La leggerezza del teologo e scrittore

Un incontro con Kurt Marti in occasione del suo 90.esimo compleanno

12 febbraio 2017

(ve) Riproponiamo, in occasione della morte del pastore e poeta protestante Kurt Marti, un ritratto pubblicato sei anni fa dall'agenzia epd.
Quel signore alto e occhialuto che le immagini mostrano sempre cordiale e con lo sguardo vivace, ha composto dai tempi della sua prima raccolta “Boulevard Bikini” (1958) centinaia di poesie, molte delle quali in dialetto bernese. Il suo spettro spazia dalla poesia dedicata alla natura a liriche più concrete e “impegnate”. Inoltre ha scritto saggi, racconti brevi e un romanzo. Insignito di numerosi premi letterari e teologici, la sua scrittura esplora differenti mondi, “dalle ‘altezze’ alle ‘profondità’, spaziando dai mondi ‘degli spiriti a quelli delle carni’” (“Neue Zürcher Zeitung”).

Teologo e scrittore
Alla domanda se si sentisse più teologo o più scrittore, Marti rispose una volta: “Per me le due cose sono strettamente collegate”. Il professore di teologia Eberhard Jüngel ha definito Marti - che respinge l’etichetta di “poeta cristiano” - un “teopoeta” i cui testi sono allo stesso tempo teologici e poetici. E lo scrittore lucernese Peter Bichsel lo considera un “gran maestro” della letteratura: “Da nessun altro ho imparato così tanto”.
Marti è giunto alla teologia come “la vergine giunge al parto”, per citare le sue stesse parole. Tra i suoi antenati ci sono “contadini, segretari comunali, medici, artigiani e di quando in quando anche buoni a nulla e bancarottieri, ma non vi fu mai un pastore”.
Dalla teologia il figlio di un notaio si attendeva indicazioni sul grande mistero della vita. Segretamente, riconosce, sperava persino in “qualcosa come l’illuminazione”. “Illuminazione su che cosa? Su tutto! Non da ultimo anche su se stesso”.

Testimone del suo tempo
Malgrado la limitata circonferenza toracica e sebbene portasse occhiali e soffrisse di una debolezza visiva all’occhio destro, il 1. gennaio del 1940 fu reputato abile per la fanteria, ricorda Marti nella sua autobiografia “Ein Topf voll Zeit” (Nagel & Kimche), nel contempo una testimonianza della storia svizzera tra il 1928 e il 1948. Padre di quattro figli, criticò il clima della Guerra Fredda, si schierò contro la guerra del Vietnam e contro le armi atomiche e l’energia nucleare. Mise in guardia contro la devastazione delle Alpi e denunciò la miseria nelle nazioni in via di sviluppo. Ciò gli procurò, negli ambienti ecclesiastici bernesi, piuttosto conservatori, la nomea di comunista o di marxista cristiano e gli costò la nomina alla cattedra di omiletica presso la Facoltà di teologia di Berna.

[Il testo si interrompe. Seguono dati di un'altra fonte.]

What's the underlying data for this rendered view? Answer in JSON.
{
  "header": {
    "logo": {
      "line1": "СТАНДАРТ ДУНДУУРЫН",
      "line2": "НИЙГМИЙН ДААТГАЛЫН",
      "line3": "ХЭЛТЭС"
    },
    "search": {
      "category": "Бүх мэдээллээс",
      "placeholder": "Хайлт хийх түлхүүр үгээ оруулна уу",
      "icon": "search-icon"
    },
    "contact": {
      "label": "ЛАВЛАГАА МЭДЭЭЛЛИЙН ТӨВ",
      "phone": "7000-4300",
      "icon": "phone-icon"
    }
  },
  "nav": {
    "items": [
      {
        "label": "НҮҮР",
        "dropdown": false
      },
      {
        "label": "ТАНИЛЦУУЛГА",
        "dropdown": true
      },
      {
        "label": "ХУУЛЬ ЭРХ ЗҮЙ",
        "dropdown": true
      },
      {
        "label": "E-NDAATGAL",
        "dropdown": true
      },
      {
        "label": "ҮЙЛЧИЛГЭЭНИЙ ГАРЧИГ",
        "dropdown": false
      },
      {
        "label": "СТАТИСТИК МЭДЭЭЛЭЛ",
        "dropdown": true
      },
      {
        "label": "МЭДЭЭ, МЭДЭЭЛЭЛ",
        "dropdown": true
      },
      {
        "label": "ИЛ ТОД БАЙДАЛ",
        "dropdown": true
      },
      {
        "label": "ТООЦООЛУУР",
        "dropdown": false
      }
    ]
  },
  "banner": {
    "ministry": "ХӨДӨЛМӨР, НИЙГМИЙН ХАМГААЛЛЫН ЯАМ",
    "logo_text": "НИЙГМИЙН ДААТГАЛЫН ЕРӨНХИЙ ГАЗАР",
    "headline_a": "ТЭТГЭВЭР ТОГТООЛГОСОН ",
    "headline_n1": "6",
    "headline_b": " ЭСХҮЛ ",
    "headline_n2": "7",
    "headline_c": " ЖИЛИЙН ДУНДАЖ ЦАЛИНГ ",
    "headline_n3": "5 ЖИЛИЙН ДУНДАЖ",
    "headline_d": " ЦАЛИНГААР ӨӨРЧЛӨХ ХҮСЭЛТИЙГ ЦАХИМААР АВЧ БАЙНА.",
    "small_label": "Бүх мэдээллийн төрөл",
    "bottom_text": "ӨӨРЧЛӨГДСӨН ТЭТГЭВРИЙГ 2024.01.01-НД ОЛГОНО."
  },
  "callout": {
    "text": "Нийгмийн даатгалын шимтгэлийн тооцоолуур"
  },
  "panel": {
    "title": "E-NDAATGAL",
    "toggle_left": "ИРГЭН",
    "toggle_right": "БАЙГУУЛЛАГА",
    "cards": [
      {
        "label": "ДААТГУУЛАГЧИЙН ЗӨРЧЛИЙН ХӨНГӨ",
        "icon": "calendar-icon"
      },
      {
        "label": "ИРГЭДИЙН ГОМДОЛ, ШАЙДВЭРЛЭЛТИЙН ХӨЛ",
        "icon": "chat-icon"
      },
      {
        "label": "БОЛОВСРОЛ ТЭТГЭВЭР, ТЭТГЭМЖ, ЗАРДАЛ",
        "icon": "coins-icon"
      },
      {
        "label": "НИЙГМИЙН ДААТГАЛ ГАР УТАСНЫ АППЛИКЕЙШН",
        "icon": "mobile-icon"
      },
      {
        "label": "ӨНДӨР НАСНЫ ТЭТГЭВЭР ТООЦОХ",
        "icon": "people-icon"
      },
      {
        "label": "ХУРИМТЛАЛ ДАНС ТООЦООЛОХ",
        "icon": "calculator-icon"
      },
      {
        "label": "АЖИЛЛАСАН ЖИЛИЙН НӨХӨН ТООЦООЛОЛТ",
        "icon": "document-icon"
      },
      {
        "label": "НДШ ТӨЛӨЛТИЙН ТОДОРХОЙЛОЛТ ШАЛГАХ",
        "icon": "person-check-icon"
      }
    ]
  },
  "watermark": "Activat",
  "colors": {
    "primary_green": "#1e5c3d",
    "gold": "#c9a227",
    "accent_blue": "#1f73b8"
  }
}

Poeta e scrittore, pastore riformato, è stato un acuto osservatore del clima politico elvetico

Cristianesimo illuminato
Come curatore di anime e autore, Marti, allievo di Karl Barth (1886-1968) rappresenta un cristianesimo moderno e illuminato senza false consolazioni. La religione cristiana non può impietrirsi nella istituzione chiesa (“Lo Spirito Santo non è una pianta ornamentale”). La nota di fondo che percorre la sua opera è la consapevolezza dell’impotenza dell’uomo nei confronti delle tendenze distruttive del suo tempo.
Nelle sue note “Orazioni funebri” (le “Leichenreden”, pubblicate in italiano da Crocetti editore, N.d.r.) afferma sobriamente: “Piangiamo quest’uomo / non perché è morto / piangiamo quest’uomo / perché non mai ebbe l’ardire / d’esser felice”.

Estrema sobrietà
L’esperienza del pastorato, la recente perdita di sua moglie Hanni Marti-Morgenthaler e il raggiungimento di un’età biblica, hanno spinto Marti a maturare una concezione sobria dell’eternità: “Dubito che abbia un qualche senso che tutti risusciteremo per poi incontrarci di nuovo in cielo”, ha affermato di recente in un’intervista alla “Berner Zeitung”. Ai funerali ha sempre detto di ignorare se ci sia o meno un aldilà: “Non riesco davvero a credere che continueremo a vivere come individui. Dio sa ciò che fa con me, ma io non lo so” (trad. it. G. M. Schmitt).